Wednesday, February 20, 2008

Where I Hang My Hat

These are representative upright Nordic male citizens of Kingston, New York, in the year 1909. They are in fact--someone wrote on the back of the card--the Van Alen murder jury, although they might as well be the Ale and Quail Club. They do seem to have been put together by someone with an eye as attuned to physiognomy as Preston Sturges's: the bearded sage, the hapless pale accountant, the man whose mustache is bigger than he is, the tall and insufferably earnest farmer, the butcher whose jacket sleeves are always too short, the malevolent elder, the town slob--and that's just the front row.

I've just moved to Kingston. Well...it's a long story, but let's just say that while I've hovered in the orbit of Kingston for some time, I now am truly of the place, a homeowner on a quiet street, one of those settled in the mid-nineteenth century and given a Dutch name in honor of the oldest families. Kingston is one of those sociologically stratified towns; you can tell at a glance that the accountant might have lived on my street, while the banker would have lived one block west, the butcher one block east, and the dog barber two blocks east. Kingston has dozens and dozens of such stratifications--it is an unexpectedly vast town, with at least four and up to a dozen distinct sectors plotted along two perpendicular axes. It was once quietly prosperous, a microcosm of the United States in its early middle age. Now it's merely quiet, and has spent the last half-century bravely trying not to crumble.

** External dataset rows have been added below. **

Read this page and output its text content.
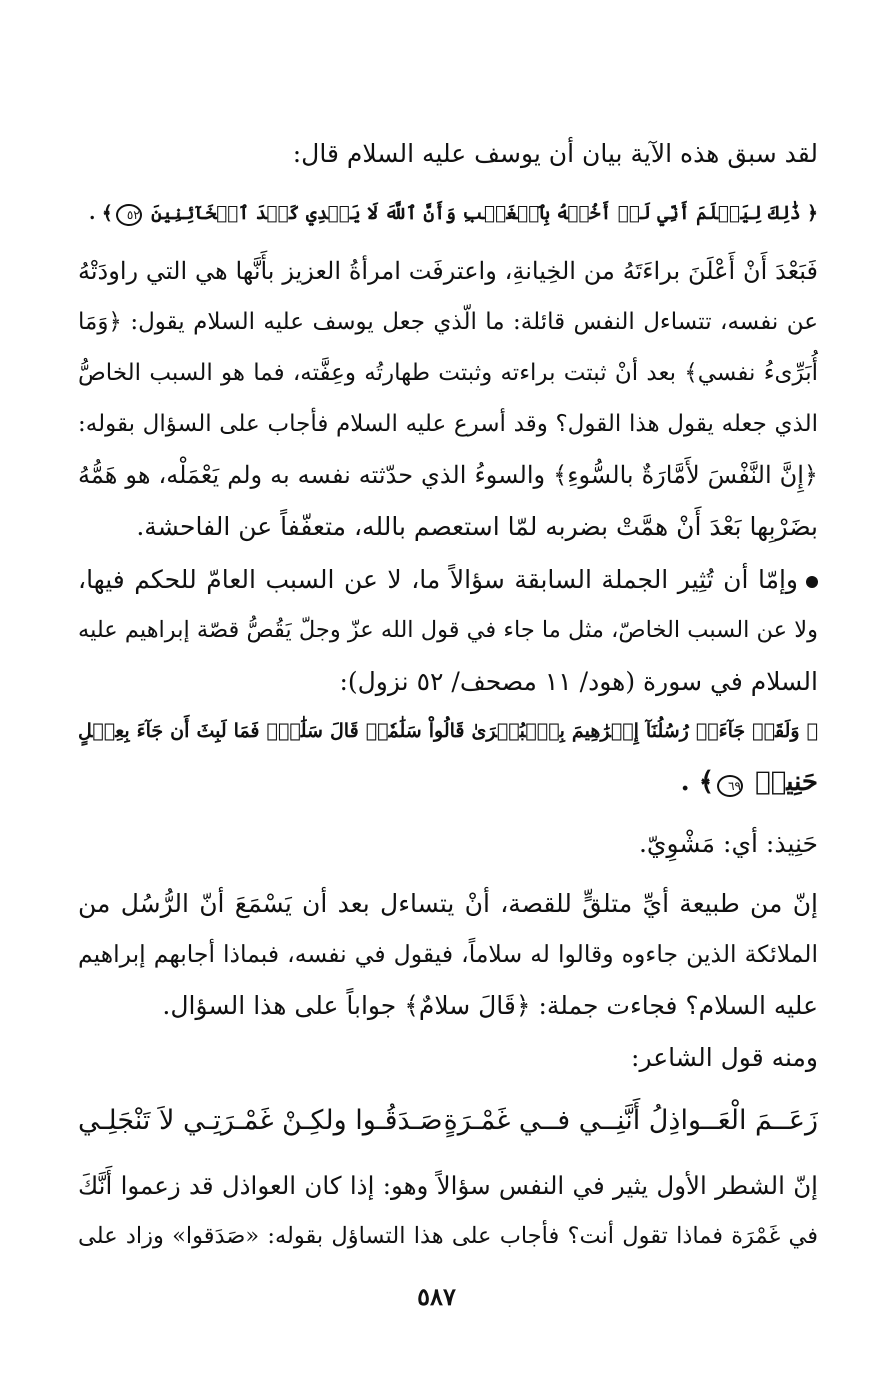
لقد سبق هذه الآية بيان أن يوسف عليه السلام قال:
﴿ ذَٰلِكَ لِيَعۡلَمَ أَنِّي لَمۡ أَخُنۡهُ بِٱلۡغَيۡبِ وَأَنَّ ٱللَّهَ لَا يَهۡدِي كَيۡدَ ٱلۡخَآئِنِينَ ٥٢﴾ .
فَبَعْدَ أَنْ أَعْلَنَ براءَتَهُ من الخِيانةِ، واعترفَت امرأةُ العزيز بأَنَّها هي التي راودَتْهُ
عن نفسه، تتساءل النفس قائلة: ما الّذي جعل يوسف عليه السلام يقول: ﴿وَمَا
أُبَرِّىءُ نفسي﴾ بعد أنْ ثبتت براءته وثبتت طهارتُه وعِفَّته، فما هو السبب الخاصُّ
الذي جعله يقول هذا القول؟ وقد أسرع عليه السلام فأجاب على السؤال بقوله:
﴿إِنَّ النَّفْسَ لأَمَّارَةٌ بالسُّوءِ﴾ والسوءُ الذي حدّثته نفسه به ولم يَعْمَلْه، هو هَمُّهُ
بضَرْبِها بَعْدَ أَنْ همَّتْ بضربه لمّا استعصم بالله، متعفّفاً عن الفاحشة.
وإمّا أن تُثِير الجملة السابقة سؤالاً ما، لا عن السبب العامّ للحكم فيها،
ولا عن السبب الخاصّ، مثل ما جاء في قول الله عزّ وجلّ يَقُصُّ قصّة إبراهيم عليه
السلام في سورة (هود/ ١١ مصحف/ ٥٢ نزول):
﴿ وَلَقَدۡ جَآءَتۡ رُسُلُنَآ إِبۡرَٰهِيمَ بِٱلۡبُشۡرَىٰ قَالُواْ سَلَٰمٗاۖ قَالَ سَلَٰمٞۖ فَمَا لَبِثَ أَن جَآءَ بِعِجۡلٍ
حَنِيذٖ ٦٩﴾ .
حَنِيذ: أي: مَشْوِيّ.
إنّ من طبيعة أيِّ متلقٍّ للقصة، أنْ يتساءل بعد أن يَسْمَعَ أنّ الرُّسُل من
الملائكة الذين جاءوه وقالوا له سلاماً، فيقول في نفسه، فبماذا أجابهم إبراهيم
عليه السلام؟ فجاءت جملة: ﴿قَالَ سلامٌ﴾ جواباً على هذا السؤال.
ومنه قول الشاعر:
زَعَــمَ الْعَــواذِلُ أَنَّنِــي فــي غَمْـرَةٍ
صَـدَقُـوا ولكِـنْ غَمْـرَتِـي لاَ تَنْجَلِـي
إنّ الشطر الأول يثير في النفس سؤالاً وهو: إذا كان العواذل قد زعموا أَنَّكَ
في غَمْرَة فماذا تقول أنت؟ فأجاب على هذا التساؤل بقوله: «صَدَقوا» وزاد على
٥٨٧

I never quite thought I'd fetch up in a place like Kingston. I was meant for the bright lights, I liked to think. But no, life has instructed me: I was meant for Kingston. It is not the bright lights. It possesses a number of railroad grade crossings, two chop suey joints preserved in amber, a bus depot, a dozen diners, some seventeenth- and eighteenth-century stone houses, giant bronze statues of Henry Hudson and Peter Stuyvesant, an authentic-looking Dutch step-gable house that turns out to have been built in the 1920s as a hotel, patches of fairly dense woods within the city limits, a few buildings in the port section that look as if they took a wrong turn on their way to lower Manhattan in the 1880s, collections of varyingly derelict tugboats and trolley cars, two outfits that sell medieval fantasy costumes for adults, the remains of a brickworks, a large and extremely variegated array of places of worship, a model railroad club in its own dedicated building, an empty lace-curtain factory, a string of functioning shipyards, a brewery, and two competing urology clinics that believe it pays to advertise. I wouldn't have it any other way.